Helping your child cope with being in hospital
As a parent, you are an essential member of the team in providing practical and emotional support. This includes:
- Continuing your normal parenting role
- Engaging your child in play and distraction activities
- Telling the staff what food and drink your child has had and how many toilet visits or nappy changes
- Talking with staff about any concerns you have about your child or your child’s care
- Letting your child be as active as he or she wants to be (when appropriate)
Please talk to people on your child’s treatment team for more help.
Babies, toddlers and pre-schoolers
Babies and toddlers will feel most secure with their main caregivers. They may fear strangers and separation from their parents. Toddlers will find ways to try and assert their independence. Some ideas to help your child cope are:
- Bring favourite items from home – toys, security blanket, dummies, stuffed animals, books, music
- Soothe or relax your child with music, singing, rocking, cuddling, reading favourite stories
- Offer your child real choices where possible, for example “Do you want to walk to the treatment room or let me carry you?”
- Encourage your child to express their feelings and help them to work through experiences by letting them play with real or pretend medical equipment, dolls and puppets and art supplies
- Read books to your child that relate to his or her concerns or experiences
- Reassure your child that he or she has not done anything wrong and is not being punished
- Encourage your child to participate in his or her care as much as possible – for example, letting them count out their tablets
- Enhance your child’s sense of security by setting limits and boundaries
- Ask members of the medical team to talk to your child before touching him or her.
Older children and adolescents
School-going children have an increasing ability to solve problems and prefer to be in control of situations.
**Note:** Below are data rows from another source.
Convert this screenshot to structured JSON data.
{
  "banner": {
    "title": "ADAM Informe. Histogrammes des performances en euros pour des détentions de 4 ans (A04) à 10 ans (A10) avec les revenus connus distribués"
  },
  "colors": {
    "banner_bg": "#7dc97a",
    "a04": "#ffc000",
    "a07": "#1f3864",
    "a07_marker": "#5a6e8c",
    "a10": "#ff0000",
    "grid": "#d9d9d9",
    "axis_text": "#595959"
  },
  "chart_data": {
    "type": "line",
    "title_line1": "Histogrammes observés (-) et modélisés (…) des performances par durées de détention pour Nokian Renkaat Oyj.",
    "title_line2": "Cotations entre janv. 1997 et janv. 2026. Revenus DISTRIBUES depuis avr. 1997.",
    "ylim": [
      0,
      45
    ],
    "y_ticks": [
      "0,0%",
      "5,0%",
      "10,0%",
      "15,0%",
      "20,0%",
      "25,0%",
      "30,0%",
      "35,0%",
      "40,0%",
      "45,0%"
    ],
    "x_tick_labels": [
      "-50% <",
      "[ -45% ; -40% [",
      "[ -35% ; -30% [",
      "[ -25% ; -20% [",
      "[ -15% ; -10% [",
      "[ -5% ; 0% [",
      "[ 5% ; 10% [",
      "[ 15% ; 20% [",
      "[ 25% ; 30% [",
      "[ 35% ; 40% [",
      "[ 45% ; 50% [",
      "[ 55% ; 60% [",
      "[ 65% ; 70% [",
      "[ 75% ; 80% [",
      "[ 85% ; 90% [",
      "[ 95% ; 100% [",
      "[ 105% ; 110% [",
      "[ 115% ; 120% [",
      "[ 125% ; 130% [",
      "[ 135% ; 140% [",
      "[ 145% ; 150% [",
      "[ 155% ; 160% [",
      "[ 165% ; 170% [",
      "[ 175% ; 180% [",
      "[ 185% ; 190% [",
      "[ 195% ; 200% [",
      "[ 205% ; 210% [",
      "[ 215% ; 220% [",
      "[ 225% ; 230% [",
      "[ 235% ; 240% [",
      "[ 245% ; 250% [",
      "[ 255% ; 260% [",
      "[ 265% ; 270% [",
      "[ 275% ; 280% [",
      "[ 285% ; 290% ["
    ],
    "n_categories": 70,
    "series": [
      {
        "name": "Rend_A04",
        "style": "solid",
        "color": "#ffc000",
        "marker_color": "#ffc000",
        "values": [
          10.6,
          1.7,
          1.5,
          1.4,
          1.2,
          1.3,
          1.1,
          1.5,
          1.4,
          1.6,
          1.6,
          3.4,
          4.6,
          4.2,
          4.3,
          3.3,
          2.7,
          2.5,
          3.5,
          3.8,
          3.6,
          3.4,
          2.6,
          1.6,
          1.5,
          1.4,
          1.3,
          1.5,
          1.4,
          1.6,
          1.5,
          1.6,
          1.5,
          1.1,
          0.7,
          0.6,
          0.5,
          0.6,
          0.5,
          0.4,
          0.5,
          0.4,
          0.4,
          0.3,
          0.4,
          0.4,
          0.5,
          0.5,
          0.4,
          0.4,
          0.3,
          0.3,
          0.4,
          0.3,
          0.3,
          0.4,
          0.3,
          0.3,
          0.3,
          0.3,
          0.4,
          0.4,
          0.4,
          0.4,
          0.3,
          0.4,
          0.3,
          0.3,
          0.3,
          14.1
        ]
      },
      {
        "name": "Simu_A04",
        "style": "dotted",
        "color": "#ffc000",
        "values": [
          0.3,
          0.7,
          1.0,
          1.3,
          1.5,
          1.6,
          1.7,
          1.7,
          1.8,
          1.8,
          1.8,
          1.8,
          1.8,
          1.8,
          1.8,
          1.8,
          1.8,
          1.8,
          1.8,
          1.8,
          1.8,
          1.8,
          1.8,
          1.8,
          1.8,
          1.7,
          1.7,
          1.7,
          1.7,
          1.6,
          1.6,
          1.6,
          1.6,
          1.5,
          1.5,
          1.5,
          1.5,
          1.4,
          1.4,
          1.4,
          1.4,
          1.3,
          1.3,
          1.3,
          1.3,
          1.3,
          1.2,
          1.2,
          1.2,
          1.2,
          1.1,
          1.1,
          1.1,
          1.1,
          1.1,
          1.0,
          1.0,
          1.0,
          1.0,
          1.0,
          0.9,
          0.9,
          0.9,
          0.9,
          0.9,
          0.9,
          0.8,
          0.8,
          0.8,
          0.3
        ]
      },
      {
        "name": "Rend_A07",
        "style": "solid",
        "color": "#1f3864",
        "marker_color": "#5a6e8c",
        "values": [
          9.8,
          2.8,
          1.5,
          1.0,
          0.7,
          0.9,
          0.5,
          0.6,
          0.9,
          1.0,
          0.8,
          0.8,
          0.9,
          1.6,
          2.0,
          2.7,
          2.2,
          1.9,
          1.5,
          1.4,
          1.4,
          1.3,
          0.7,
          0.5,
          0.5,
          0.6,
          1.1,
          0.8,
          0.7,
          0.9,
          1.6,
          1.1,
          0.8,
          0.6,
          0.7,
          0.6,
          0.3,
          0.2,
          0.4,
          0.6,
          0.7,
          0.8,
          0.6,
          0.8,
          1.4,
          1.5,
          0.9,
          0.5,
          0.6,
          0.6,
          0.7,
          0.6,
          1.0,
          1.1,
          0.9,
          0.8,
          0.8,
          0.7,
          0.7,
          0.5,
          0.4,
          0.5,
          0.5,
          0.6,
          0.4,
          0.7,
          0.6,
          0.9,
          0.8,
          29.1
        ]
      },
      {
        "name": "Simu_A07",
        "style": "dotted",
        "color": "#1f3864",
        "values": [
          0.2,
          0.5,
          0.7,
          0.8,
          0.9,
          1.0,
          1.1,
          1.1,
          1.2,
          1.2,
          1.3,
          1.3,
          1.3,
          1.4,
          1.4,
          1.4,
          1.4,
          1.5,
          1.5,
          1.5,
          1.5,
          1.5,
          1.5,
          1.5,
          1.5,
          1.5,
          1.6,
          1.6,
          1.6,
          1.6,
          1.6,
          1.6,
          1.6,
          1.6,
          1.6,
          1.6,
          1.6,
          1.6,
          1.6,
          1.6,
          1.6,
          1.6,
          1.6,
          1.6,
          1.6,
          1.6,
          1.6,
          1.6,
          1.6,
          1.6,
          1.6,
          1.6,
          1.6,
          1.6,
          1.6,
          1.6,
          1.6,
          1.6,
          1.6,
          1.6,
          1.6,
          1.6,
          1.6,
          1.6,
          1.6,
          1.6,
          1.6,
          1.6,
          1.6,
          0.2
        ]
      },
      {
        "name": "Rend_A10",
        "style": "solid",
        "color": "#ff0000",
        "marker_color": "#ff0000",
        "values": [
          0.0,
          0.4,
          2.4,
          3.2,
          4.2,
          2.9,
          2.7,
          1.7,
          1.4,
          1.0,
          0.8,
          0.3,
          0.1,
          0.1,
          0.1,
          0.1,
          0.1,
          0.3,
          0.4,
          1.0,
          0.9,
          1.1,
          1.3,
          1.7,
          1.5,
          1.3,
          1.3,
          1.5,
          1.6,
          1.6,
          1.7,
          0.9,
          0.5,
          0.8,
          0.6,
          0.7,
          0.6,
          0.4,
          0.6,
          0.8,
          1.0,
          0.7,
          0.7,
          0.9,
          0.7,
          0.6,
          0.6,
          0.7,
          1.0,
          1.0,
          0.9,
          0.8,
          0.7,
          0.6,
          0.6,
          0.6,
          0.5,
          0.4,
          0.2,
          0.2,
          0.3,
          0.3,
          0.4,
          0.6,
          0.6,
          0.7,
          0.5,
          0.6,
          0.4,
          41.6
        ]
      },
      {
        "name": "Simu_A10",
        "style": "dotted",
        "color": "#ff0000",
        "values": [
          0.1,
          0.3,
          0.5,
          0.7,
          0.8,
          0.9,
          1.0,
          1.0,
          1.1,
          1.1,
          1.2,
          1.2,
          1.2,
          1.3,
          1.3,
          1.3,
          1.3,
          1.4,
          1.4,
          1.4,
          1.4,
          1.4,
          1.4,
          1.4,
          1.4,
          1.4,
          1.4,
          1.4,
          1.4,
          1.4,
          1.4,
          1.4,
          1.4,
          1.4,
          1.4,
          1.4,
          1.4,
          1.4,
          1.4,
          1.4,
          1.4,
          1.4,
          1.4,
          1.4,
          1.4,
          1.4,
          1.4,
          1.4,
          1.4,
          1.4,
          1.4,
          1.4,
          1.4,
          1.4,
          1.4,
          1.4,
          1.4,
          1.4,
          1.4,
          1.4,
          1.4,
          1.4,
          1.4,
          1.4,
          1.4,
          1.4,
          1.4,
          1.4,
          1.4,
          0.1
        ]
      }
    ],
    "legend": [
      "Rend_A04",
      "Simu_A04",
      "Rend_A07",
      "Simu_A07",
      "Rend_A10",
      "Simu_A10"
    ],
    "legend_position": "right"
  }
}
They tend to worry and may fear bodily harm or loss of function and being left out of social groups. Some may still fear separation. Adolescents are able to think about the future. They value independence, privacy and interactions with their friends and peers.
Some ideas to help your older child cope
- Allow your child to make choices and participate in their care whenever possible. For example, letting them count out their medication or tablets.
- Allow your child to direct familiar procedures when appropriate – for example, announcing the next step in a dressing change
- Use humour as a distraction technique
- Read books with your child about their feelings and experiences
- Keep your child informed about what’s going on at home with brothers, sisters, friends and pets
- Bring familiar items from home such as books, games, pictures of people and pets
- Respect your child’s need for privacy by allowing them time to be alone
- Encourage your child to express feelings in whatever way feels comfortable – speaking, music, art and writing
- Encourage your child to participate in group activities with other children of the same age.